C’est notre grand challenge cette année. Nous partons sur un autre continent, l’Asie, et nous essayerons de présenter nos artistes à une nouvelle audience qui n’a encore connu ni 1-54 ni beaucoup d’accès au continent africain. Dans 5 ans, j’espère qu’on aura un pied permanent en Asie. Mais le plus important pour nous aussi, c’est qu’il y ait une vraie initiative d’intégration, d’inclusivité, et que nous ayons ce regard où l’on est l’autre.

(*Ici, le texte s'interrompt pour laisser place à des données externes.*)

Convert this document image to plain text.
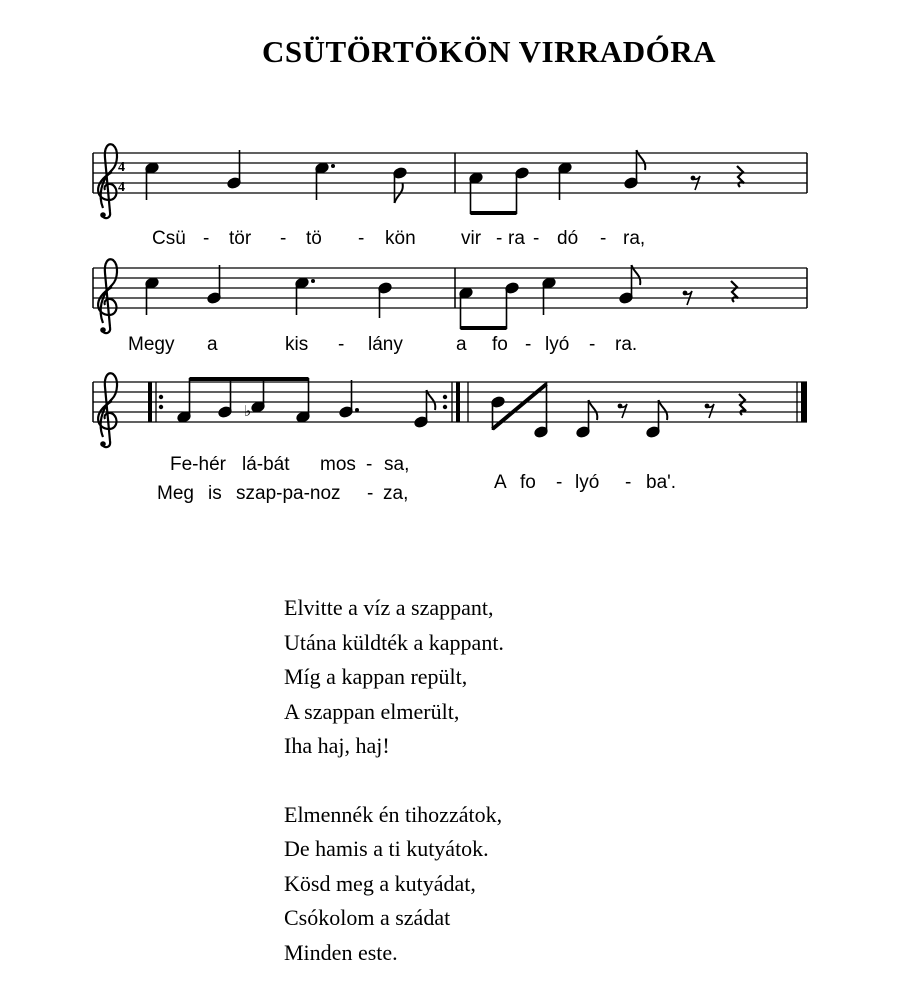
CSÜTÖRTÖKÖN VIRRADÓRA
4
4
Csü - tör - tö - kön vir - ra - dó - ra,
Megy a	kis - lány	a fo - lyó - ra.
♭
Fe-hér lá-bát mos - sa,
Meg is szap-pa-noz - za,
A fo - lyó - ba'.
Elvitte a víz a szappant,
Utána küldték a kappant.
Míg a kappan repült,
A szappan elmerült,
Iha haj, haj!
Elmennék én tihozzátok,
De hamis a ti kutyátok.
Kösd meg a kutyádat,
Csókolom a szádat
Minden este.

Les gens doivent bien se rendre compte que ce n’est pas parce qu’ils ont prêté attention aux artistes africains ces dernières années que nous sommes émergents, parce que beaucoup de ces artistes ont peint, ont créé bien avant l’existence de 1-54.

Beaucoup de gens avec le regard étranger disent que ce sont des artistes émergents, mais ce n’est pas forcément le cas. Ils sont peut-être émergents pour le nouvel œil, mais ce sont des artistes très établis. Je pense que d’ici les cinq prochaines années, on ne les dénommera plus en fonction de leur positionnement géographique en disant qu’ils sont artistes africains. On entendra plutôt «le grand artiste Abdoulaye Konaté», «le grand artiste Barthélémy Toguo», «le grand artiste M’barek Bouhchichi»... L’origine n’aura plus d’importance.